Medium response in JEWEL and its impact on jet shape observables in heavy ion collisions
Raghav Kunnawalkam Elayavalli, Korinna Christine Zapp

TL;DR
This paper investigates how medium recoil effects in JEWEL influence jet shape observables in heavy ion collisions, demonstrating that accounting for medium response enhances agreement with experimental data.
Contribution
It introduces two background subtraction methods to incorporate medium recoil effects in JEWEL, improving jet shape predictions in heavy ion collision simulations.
Findings
Medium recoil significantly affects jet shape observables.
Implementing recoil subtraction improves JEWEL's data agreement.

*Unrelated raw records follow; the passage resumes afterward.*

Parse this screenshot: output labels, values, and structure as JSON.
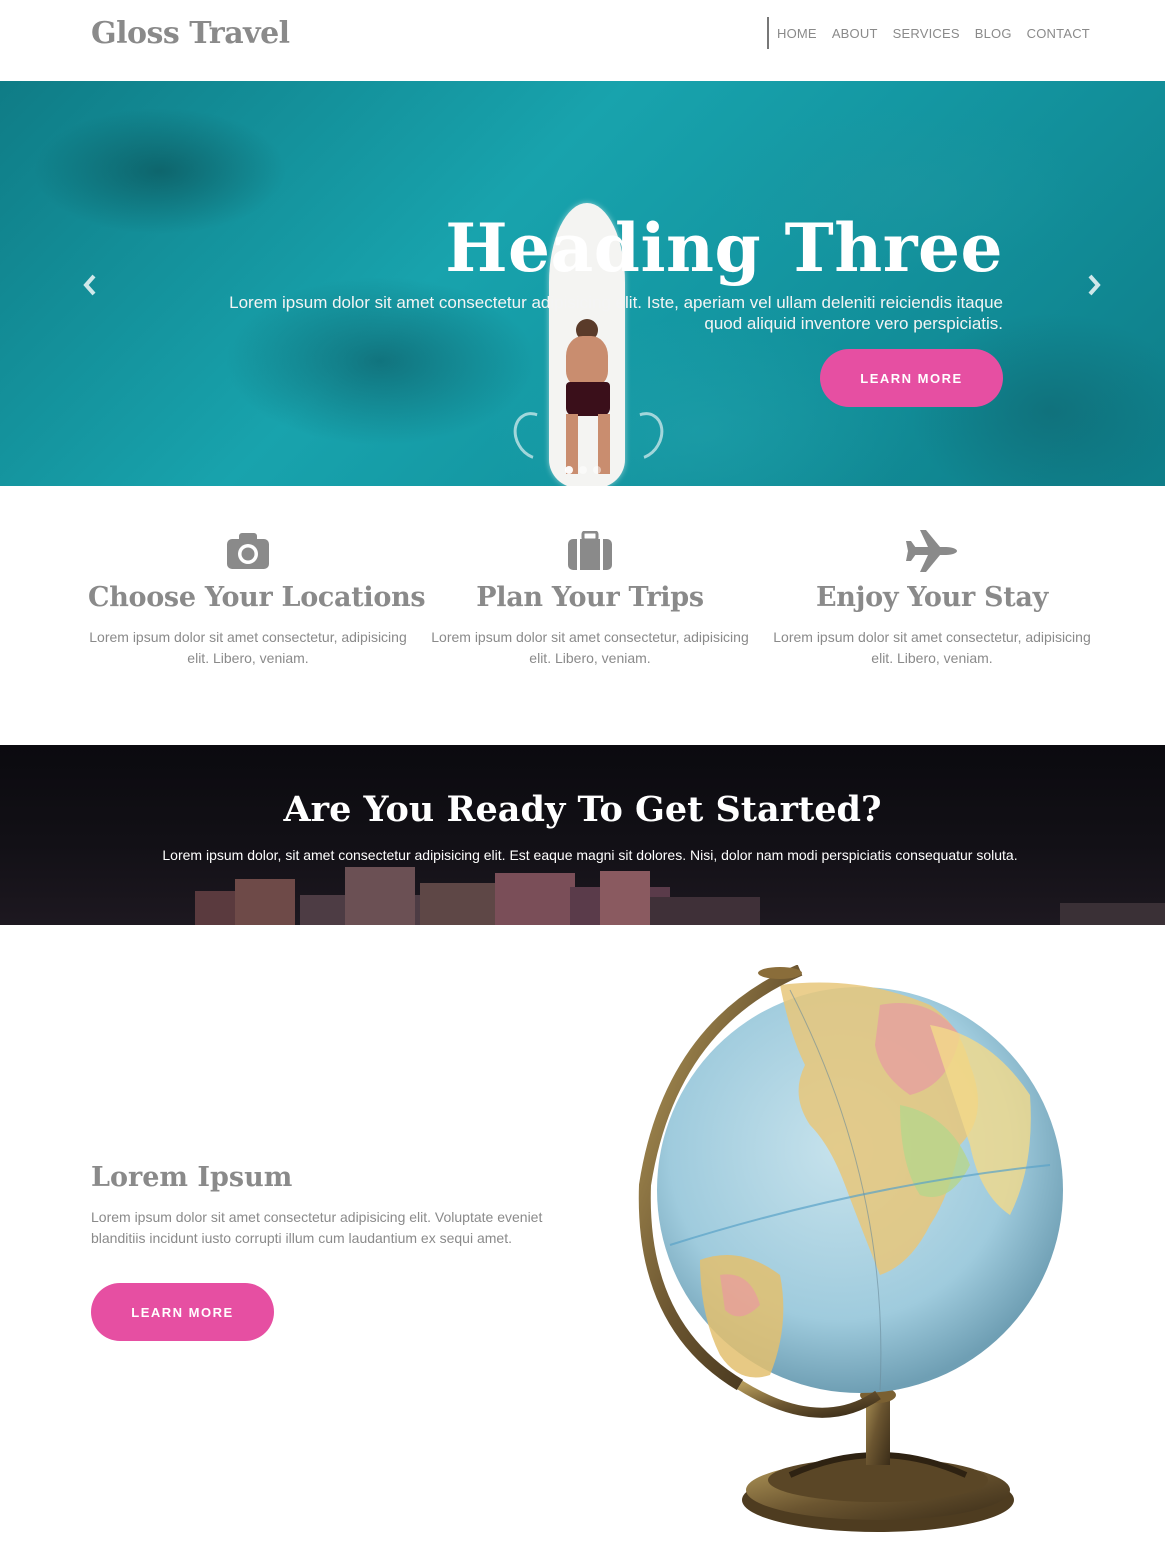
{
  "header": {
    "brand": "Gloss Travel",
    "nav": [
      "HOME",
      "ABOUT",
      "SERVICES",
      "BLOG",
      "CONTACT"
    ]
  },
  "hero": {
    "title": "Heading Three",
    "text": "Lorem ipsum dolor sit amet consectetur adipisicing elit. Iste, aperiam vel ullam deleniti reiciendis itaque quod aliquid inventore vero perspiciatis.",
    "button": "LEARN MORE",
    "prev_icon": "chevron-left-icon",
    "next_icon": "chevron-right-icon",
    "slide_count": 3,
    "active_slide": 1
  },
  "features": [
    {
      "icon": "camera-icon",
      "title": "Choose Your Locations",
      "text": "Lorem ipsum dolor sit amet consectetur, adipisicing elit. Libero, veniam."
    },
    {
      "icon": "suitcase-icon",
      "title": "Plan Your Trips",
      "text": "Lorem ipsum dolor sit amet consectetur, adipisicing elit. Libero, veniam."
    },
    {
      "icon": "plane-icon",
      "title": "Enjoy Your Stay",
      "text": "Lorem ipsum dolor sit amet consectetur, adipisicing elit. Libero, veniam."
    }
  ],
  "cta": {
    "title": "Are You Ready To Get Started?",
    "text": "Lorem ipsum dolor, sit amet consectetur adipisicing elit. Est eaque magni sit dolores. Nisi, dolor nam modi perspiciatis consequatur soluta."
  },
  "about": {
    "title": "Lorem Ipsum",
    "text": "Lorem ipsum dolor sit amet consectetur adipisicing elit. Voluptate eveniet blanditiis incidunt iusto corrupti illum cum laudantium ex sequi amet.",
    "button": "LEARN MORE",
    "image": "globe-image"
  },
  "colors": {
    "accent": "#e64fa2",
    "text_gray": "#8a8a8a",
    "hero_teal": "#18a3ad"
  }
}
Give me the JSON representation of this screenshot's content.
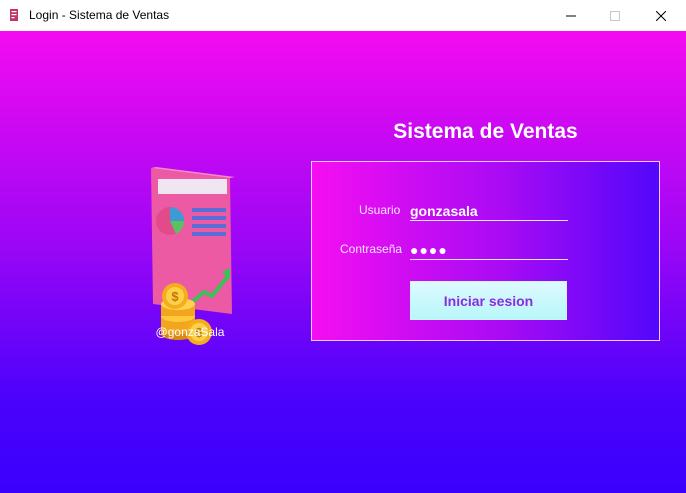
{
  "window": {
    "title": "Login - Sistema de Ventas",
    "controls": [
      "minimize",
      "maximize",
      "close"
    ]
  },
  "main": {
    "heading": "Sistema de Ventas",
    "illustration_icon": "sales-report-coins-icon",
    "credit": "@gonzaSala"
  },
  "login": {
    "usuario_label": "Usuario",
    "usuario_value": "gonzasala",
    "password_label": "Contraseña",
    "password_value": "●●●●",
    "button_label": "Iniciar sesion"
  },
  "colors": {
    "gradient_top": "#f40bf0",
    "gradient_bottom": "#3a00fc",
    "button_bg": "#c8f7fb",
    "button_text": "#8a2be2"
  }
}
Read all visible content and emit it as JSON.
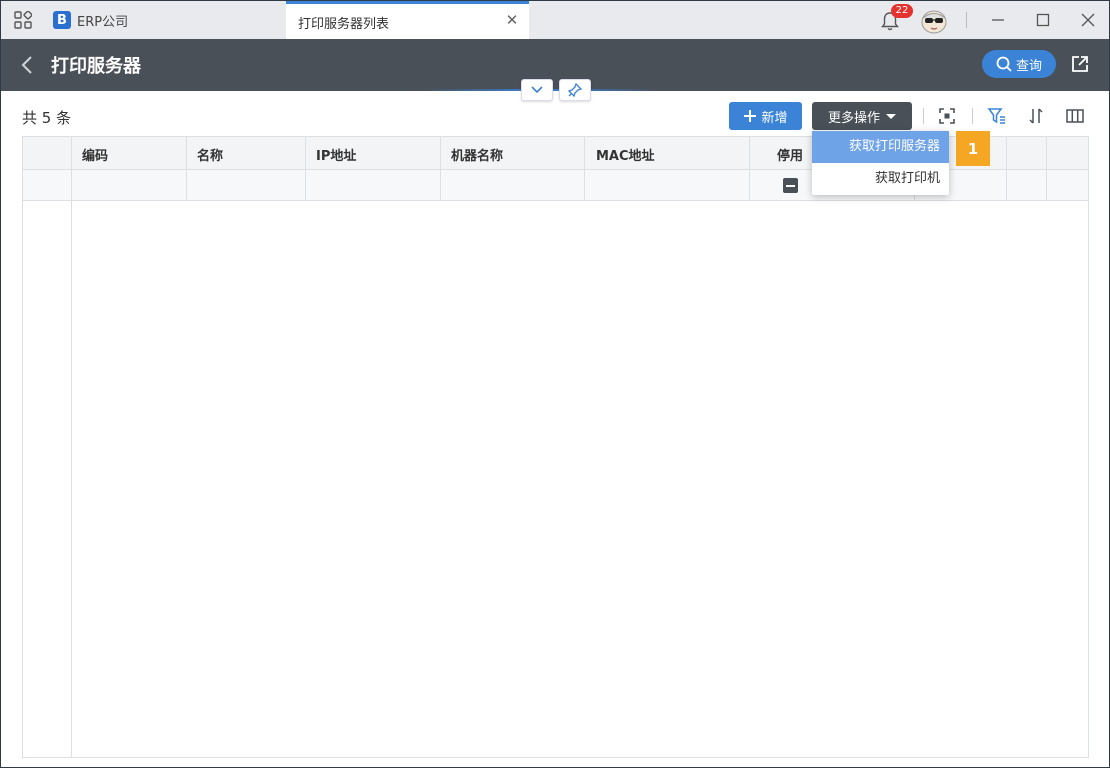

Two independent subtraction procedures are proposed.
Abstract
Realistic modeling of medium-jet interactions in heavy ion collisions is becoming increasingly important to successfully predict jet structure and shape observables. In JEWEL, all partons belonging to the parton showers initiated by hard scattered partons undergo collisions with thermal partons from the medium, leading to both elastic and radiative energy loss. The recoiling medium partons carry away energy and momentum from the jet. Since the thermal component of these recoils' momenta is part of the soft background activity, comparison with data requires the implementation of a subtraction procedure. We present two independent procedures through which background subtraction can be performed and discuss the impact of the medium recoil on jet shape observables. Keeping track of the medium response significantly improves the JEWEL description of jet shape measurements.